Now, I won't even reach the issue of the exist to which the injustice is real. Won't even discuss what "real" is. But where the perception of injustice exists, there will be pain and frustration, and if we are to live together in peace, the criminal justices system does have to reach all these issues.
The statistics on race and poverty suggest that there are more poor and people of color in prison than befits their percentage of the population. That is certainly one good reason for the perception of injustice to exist. What we must understand is that the perceptions of all the bringers of validity claims are what count, not the "objective reality out there," to the extent that there is such a thing. W. I Thomas, "If men believe situations to be real, they are real in there consequences."
Notice that one of the proceedings paper on the AIC site expresses concern for the "rights of the offender." It is in this context of perceptions that affect behavior that such rights must be considered. Are we coercing an offender to accept a community perspective when he/she truly perceives the situation differently? To the extent that we do, we are policing, not resolving. Perhaps it is a human right to cry out when we are wronged. Since Habermas says that every voice must have a good faith hearing, it is the responsibility of the system of law to see that that right to be heard is protected.
I think we need assurances. For to deny a good faith hearing in the interest of assuaging one perspective, is to let the problem fester. Practically, we must find approaches to violence and harm that work, that allow the wholeness of the community to be restored. Justice systems all over the world are trying. The Dine have been using restorative justice to this end for hundreds of years (reference to Mann and Zatz.) Yet how do we assure good faith? Good question.
Gordon reminds us that Sartre speaks of two kinds of good faith:
"[B}elieving what one believes." (Gordon, at p. 56) Gordon describes this as open to bad faith, for if one insists on what one believes in as "true," and refuses to hear evidence that might prove one wrong, then one has made that decision to shut out evidence in the interest of what one believes. Quine suggests that good faith requires one to admit evidence, even when it is against what one believes. Essentially that is a form of bad faith, of lying to oneself, of protecting oneself from hearing and seeing other perspectives..
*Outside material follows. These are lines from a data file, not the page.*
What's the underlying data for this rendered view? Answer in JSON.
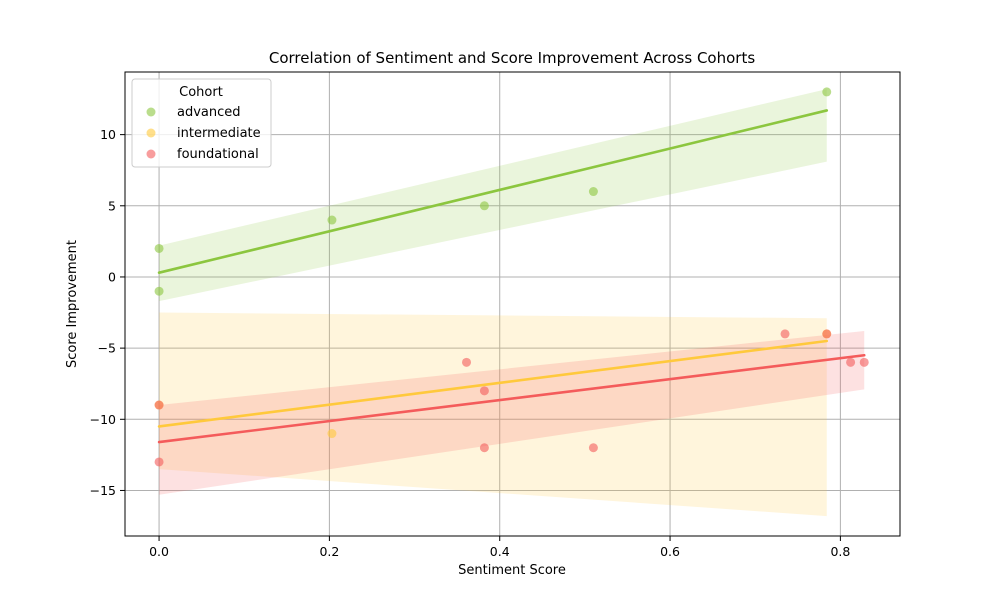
{
  "chart_data": {
    "type": "scatter",
    "title": "Correlation of Sentiment and Score Improvement Across Cohorts",
    "xlabel": "Sentiment Score",
    "ylabel": "Score Improvement",
    "xlim": [
      -0.04,
      0.87
    ],
    "ylim": [
      -18.2,
      14.4
    ],
    "xticks": [
      0.0,
      0.2,
      0.4,
      0.6,
      0.8
    ],
    "xtick_labels": [
      "0.0",
      "0.2",
      "0.4",
      "0.6",
      "0.8"
    ],
    "yticks": [
      -15,
      -10,
      -5,
      0,
      5,
      10
    ],
    "ytick_labels": [
      "−15",
      "−10",
      "−5",
      "0",
      "5",
      "10"
    ],
    "grid": true,
    "legend": {
      "title": "Cohort",
      "placement": "top-left"
    },
    "series": [
      {
        "name": "advanced",
        "color": "#8cc63f",
        "points": [
          [
            0.0,
            2
          ],
          [
            0.0,
            -1
          ],
          [
            0.203,
            4
          ],
          [
            0.382,
            5
          ],
          [
            0.51,
            6
          ],
          [
            0.784,
            13
          ]
        ],
        "fit": {
          "x": [
            0.0,
            0.784
          ],
          "y": [
            0.3,
            11.7
          ]
        },
        "ci": {
          "x": [
            0.0,
            0.784
          ],
          "lower": [
            -1.7,
            8.1
          ],
          "upper": [
            2.2,
            13.2
          ]
        }
      },
      {
        "name": "intermediate",
        "color": "#ffc93c",
        "points": [
          [
            0.0,
            -9
          ],
          [
            0.203,
            -11
          ],
          [
            0.784,
            -4
          ]
        ],
        "fit": {
          "x": [
            0.0,
            0.784
          ],
          "y": [
            -10.5,
            -4.5
          ]
        },
        "ci": {
          "x": [
            0.0,
            0.784
          ],
          "lower": [
            -13.5,
            -16.8
          ],
          "upper": [
            -2.5,
            -2.9
          ]
        }
      },
      {
        "name": "foundational",
        "color": "#f45b5b",
        "points": [
          [
            0.0,
            -9
          ],
          [
            0.0,
            -13
          ],
          [
            0.361,
            -6
          ],
          [
            0.382,
            -8
          ],
          [
            0.382,
            -12
          ],
          [
            0.51,
            -12
          ],
          [
            0.735,
            -4
          ],
          [
            0.784,
            -4
          ],
          [
            0.812,
            -6
          ],
          [
            0.828,
            -6
          ]
        ],
        "fit": {
          "x": [
            0.0,
            0.828
          ],
          "y": [
            -11.6,
            -5.5
          ]
        },
        "ci": {
          "x": [
            0.0,
            0.828
          ],
          "lower": [
            -15.3,
            -7.9
          ],
          "upper": [
            -9.0,
            -3.8
          ]
        }
      }
    ]
  }
}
The form of good faith that acknowledges that humans must tolerate some ambiguity, for there are things we cannot know. Good faith requires that we remain open to evidence that will point new ways of understanding as we learn more. Authentic good faith carries with it always the anguish of knowing that certainty is beyond our grasp. The ultimate questions must be tentatively answered. Would it be better to impose the community's perception on all offenders? Or must we remain open to hearing that somewhere sometime the offender may provide new understanding about our world and about our relationships within that world? Maybe the world really is round. Maybe the earth really does revolve around the sun. Maybe the neutrinos do account for the dark matter.
Gordon sees the white perception of the black as a bad faith denial of the facticity of racism. He sees racism as a denial of any choices being made in how we treat people. Things just are, because we believe they are, and we refuse to any evidence that they are not because we believe that they are. This is a terrible over-simplification of Gordon's well though out and very specific explanations of antiiblack racism. I suspect one could apply the principles with other colors, but perhaps it is really a more profound denial in the case of blacks. His book is well worth reading.